OH MY.... the idea factory and list producer in me, remains busy. But at least I'm getting it into some semblance of categories/organization. Still, technically "on vacation"... so today I'm trying to finish up washing the bedding I brought back from little cabin, swapping better pillows for ones that probably need to get stored for repurposing, or just stored.
I'm going to do a little more online shopping for the living room. Couple things have been on my wishlist for awhile, and it's time to indulge myself. The granddaughter has a birthday in a couple weeks too. So, I need to find her something pretty and spring-y... she is such a funny combination of "princess" and tomboy. I've got till July to worry about her brother's birthday.
The eldest D - the one Holly and I have tried to rescue from herself, for over 20 years - seems intent on self-destructing. Any time either one of us has a twinge of guilt - that somehow we didn't intervene earlier, or pull off a major interhuman miracle - it's offset by the list of things we've done to support her, help her, and the number of times we've shown her "the way". Neither of us is willing to jump in and be "responsible" anymore - A has to learn to be the responsible one.
The situation is escalating right down the toilet.
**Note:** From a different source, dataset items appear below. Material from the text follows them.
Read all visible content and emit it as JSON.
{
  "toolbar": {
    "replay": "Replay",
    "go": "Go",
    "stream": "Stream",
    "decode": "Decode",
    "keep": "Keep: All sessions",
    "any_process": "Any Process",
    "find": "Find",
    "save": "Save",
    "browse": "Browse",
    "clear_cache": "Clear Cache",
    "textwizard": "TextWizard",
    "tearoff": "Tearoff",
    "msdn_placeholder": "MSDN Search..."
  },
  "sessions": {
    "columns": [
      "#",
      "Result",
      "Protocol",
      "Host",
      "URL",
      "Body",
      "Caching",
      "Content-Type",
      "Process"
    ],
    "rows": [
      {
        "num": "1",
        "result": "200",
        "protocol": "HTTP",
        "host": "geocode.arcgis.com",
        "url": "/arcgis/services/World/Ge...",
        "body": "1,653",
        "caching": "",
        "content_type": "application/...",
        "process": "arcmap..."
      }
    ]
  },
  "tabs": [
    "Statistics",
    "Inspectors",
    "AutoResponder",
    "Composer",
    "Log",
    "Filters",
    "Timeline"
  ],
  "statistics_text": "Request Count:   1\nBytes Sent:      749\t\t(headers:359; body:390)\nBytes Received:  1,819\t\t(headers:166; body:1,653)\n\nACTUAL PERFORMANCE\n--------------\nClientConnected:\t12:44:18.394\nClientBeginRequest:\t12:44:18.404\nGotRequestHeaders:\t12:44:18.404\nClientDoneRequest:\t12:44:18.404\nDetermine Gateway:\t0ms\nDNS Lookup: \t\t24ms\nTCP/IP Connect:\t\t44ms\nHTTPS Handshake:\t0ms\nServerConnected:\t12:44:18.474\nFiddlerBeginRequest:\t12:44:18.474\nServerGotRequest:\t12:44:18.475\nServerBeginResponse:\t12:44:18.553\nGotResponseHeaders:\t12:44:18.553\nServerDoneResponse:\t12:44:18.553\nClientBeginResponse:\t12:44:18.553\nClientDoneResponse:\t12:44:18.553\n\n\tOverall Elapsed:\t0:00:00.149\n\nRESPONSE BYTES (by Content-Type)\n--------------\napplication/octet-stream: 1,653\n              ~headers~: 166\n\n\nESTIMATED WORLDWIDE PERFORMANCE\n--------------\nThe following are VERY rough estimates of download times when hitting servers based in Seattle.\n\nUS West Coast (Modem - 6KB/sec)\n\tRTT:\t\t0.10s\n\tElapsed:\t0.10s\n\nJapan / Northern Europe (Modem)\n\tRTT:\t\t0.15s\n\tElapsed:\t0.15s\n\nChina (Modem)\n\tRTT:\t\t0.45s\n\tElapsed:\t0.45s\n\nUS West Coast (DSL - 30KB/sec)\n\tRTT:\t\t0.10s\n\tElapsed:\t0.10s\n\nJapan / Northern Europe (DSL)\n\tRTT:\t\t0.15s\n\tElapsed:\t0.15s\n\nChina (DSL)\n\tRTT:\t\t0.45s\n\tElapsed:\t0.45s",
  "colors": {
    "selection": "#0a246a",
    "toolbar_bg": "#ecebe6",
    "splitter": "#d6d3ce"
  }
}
I made up my mind, after the 10 days we spent trying to at least get help for the kids, that since A works overtime to prove me & Hol ineffective... that I had to focus on taking care of the rest of the family. Hol is working on accepting that A is just this side of slowly killing herself and is no longer in control of herself. Legally, there's not a damn thing we can do. A is 41 now. Even if she should find herself in hospital - the new HIPAA laws could possibly prevent us from making decisions about her care. As far as we know, there is no health POA.
Oldest grandson will be 18 this year - and no way no how is he prepared to function as an adult in this world. Physically, and emotionally, he's more mature than his mom. But he can't even pass the written part of his driving test, since he was forced into an education system that did the minimum for special needs kids. Oh, he can actually drive. Whether or not, he understands the rules of the road is another question. Youngest boy, does have a father who is concerned and would be part of the picture to the best of his ability. This one, I fear, has even worse emotional problems and very little resilience. But none of the learning disabilities.
No blessed idea what will happen with them - at this point in time - should A succeed in not existing. I am for all intents & purposes a fiction in her life. It's like trying to influence the wind. And many times, my attempts to reason and show her a way forward, backfires. Hol does a little better - all the time aware that what she thinks she knows about a situation with A could all be lies - and continues to give A solid advice without any hope that A will take it as a lifesaver. So far - she's not.
It completely mystifies me that a person could be so far beyond help. And determined to stay that way, uncognizant and uncaring of how that impacts those who do care about her. She's always saying no one cares. Despite the long years of examples to the contrary. It's like her goal in life is to leave no choice but to abandon her. WTF? My mind can't understand that; my emotional side aches for the tragedy of this... but this world, this country, this system isn't providing me any options either.
All I can do is watch. And be prepared for what anyone with two brain cells could see is coming. And resolve to firmly reject - continuously - all those attempts to make Hol or me guilty as to the result. It is truly not our fault and we have given decades of time, money and actual assistance to try to prevent this. There is nothing that we haven't tried left. It just sucks.
And yet, I've just about exhausted all the emotions surrounding this person. When you've given above & beyond the call of duty... it gets used up. There's just the hole left. And it sucks too. It's even hard to feel grief about this... because of how much effort was put into trying to make sure it didn't have to be this way. Neither of us can BE HER for HER.
And we're tired. There is much to do in our lives - things that do give results for our efforts. Yet this is always there in the background; the knowing; the plain and simple lack of a way to help. Or even to persuade A that she needs help that we can't provide.